At the end of the day, what would you want to be remembered for as Miss Universe Nigeria?

I would love to be remembered as that girl that would encourage and rekindle your smile; one who doesn’t underestimate anyone. Ultimately, I want to be remembered as that beauty queen that never wanted to be forgotten.

Do you have any future plans?

It is to continue with Three Africa and Smile Train and work in any other capacity I can possibly be of help to Nigeria, working with youths and motivating them. To mentor kids by giving talks in schools and being engaged in women empowerment activities.

How much do you miss South Africa?

(Chuckles) I miss my family a lot. I visit them every three months.

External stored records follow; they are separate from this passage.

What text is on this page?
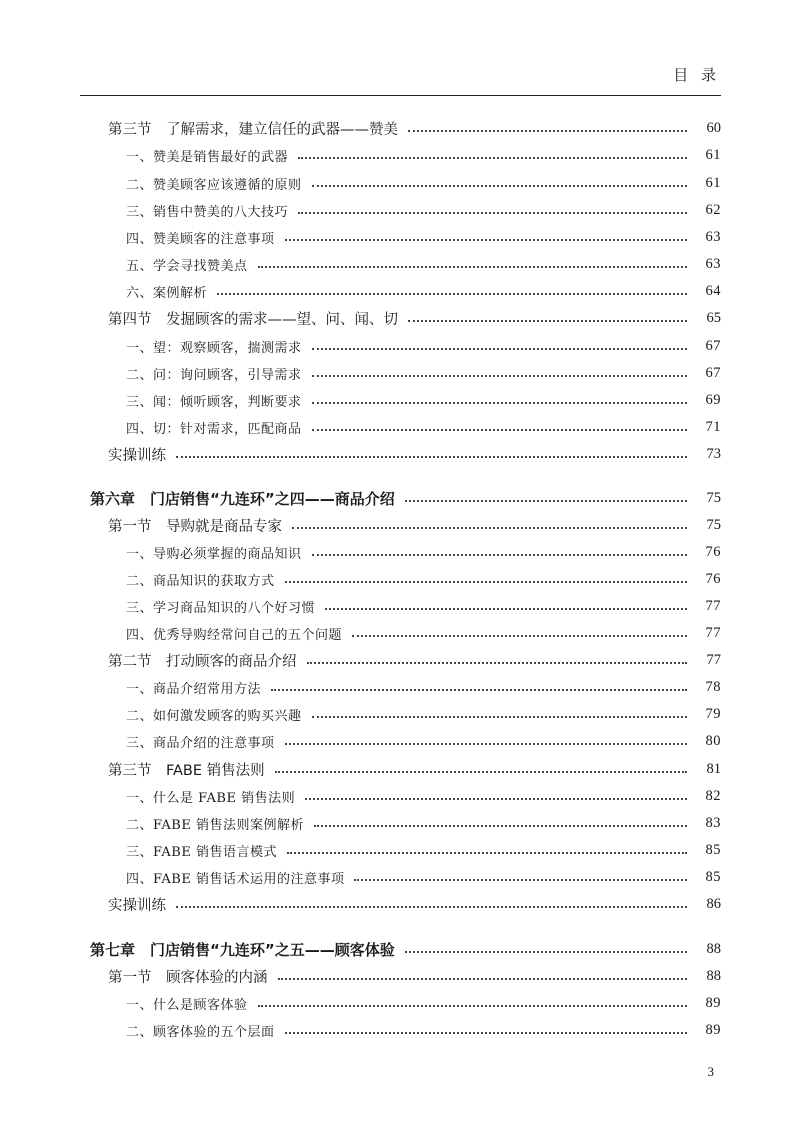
目 录
第三节　了解需求，建立信任的武器——赞美	60
一、赞美是销售最好的武器	61
二、赞美顾客应该遵循的原则	61
三、销售中赞美的八大技巧	62
四、赞美顾客的注意事项	63
五、学会寻找赞美点	63
六、案例解析	64
第四节　发掘顾客的需求——望、问、闻、切	65
一、望：观察顾客，揣测需求	67
二、问：询问顾客，引导需求	67
三、闻：倾听顾客，判断要求	69
四、切：针对需求，匹配商品	71
实操训练	73
第六章　门店销售“九连环”之四——商品介绍	75
第一节　导购就是商品专家	75
一、导购必须掌握的商品知识	76
二、商品知识的获取方式	76
三、学习商品知识的八个好习惯	77
四、优秀导购经常问自己的五个问题	77
第二节　打动顾客的商品介绍	77
一、商品介绍常用方法	78
二、如何激发顾客的购买兴趣	79
三、商品介绍的注意事项	80
第三节　FABE 销售法则	81
一、什么是 FABE 销售法则	82
二、FABE 销售法则案例解析	83
三、FABE 销售语言模式	85
四、FABE 销售话术运用的注意事项	85
实操训练	86
第七章　门店销售“九连环”之五——顾客体验	88
第一节　顾客体验的内涵	88
一、什么是顾客体验	89
二、顾客体验的五个层面	89
3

What is your attitude to life?

I’m a very optimistic person. You know how difficult Lagos can be: heavy traffic, crazy driving, and erratic electricity supply. There are a whole lot of stuffs going on and even with our economy now. But in all, I remain positive. I lose focus on my goals. Being positive opens other doors.

What do you focus on as a writer?

I write poetry and short stories (fables). I do performances like spoken word. I have a blog. I’m reconstructing it to make it user-friendly. Thereafter, I will put up my pieces for people to read. Really, I write almost about anything, even what inspires me.

How soon do you hope to publish your works?

I have a compilation of poems. I’m looking for a publisher. I want to have copies and even if it’s to use it to raise fund, that will be great.

How will you describe your social life?

I think being a queen you have to be someone that is sociable. I’m more homely; unless there is an event I’m called to attend, I’m always reading my book and writing.

From your experience, what should beauty pageant organisers do right to enhance the contest?

Pageant organisers should render as much support as they can. Support is key. If you support the candidate you want to push to the world, you need to have a good backing system, so the candidate doesn’t fail or embarrass the country or the name of the brand. There in Las Vegas, I met other contestants. Take America for instance; at the Olympics, the participants received encouraging messages from their president and all. So, they had that confidence that their country was backing them. That’s all we need here.

What advice do you have for others youths looking for a brighter future?

Some times, we don’t even know what we want. We need to discover that as humans, and then what we want in life will be clearer. Whatever it is you have a passion for, go ahead; a passion that even when no one is paying you for services rendered, you will remain happy. And, of course, ensure to keep your values, morals and strength.

Have you at any point felt tired and wanted out?

(Chuckles) Sometimes, you feel like people are looking too much at you. You want it all to stop so you can go back to that your quiet corner. But I think you get out of it.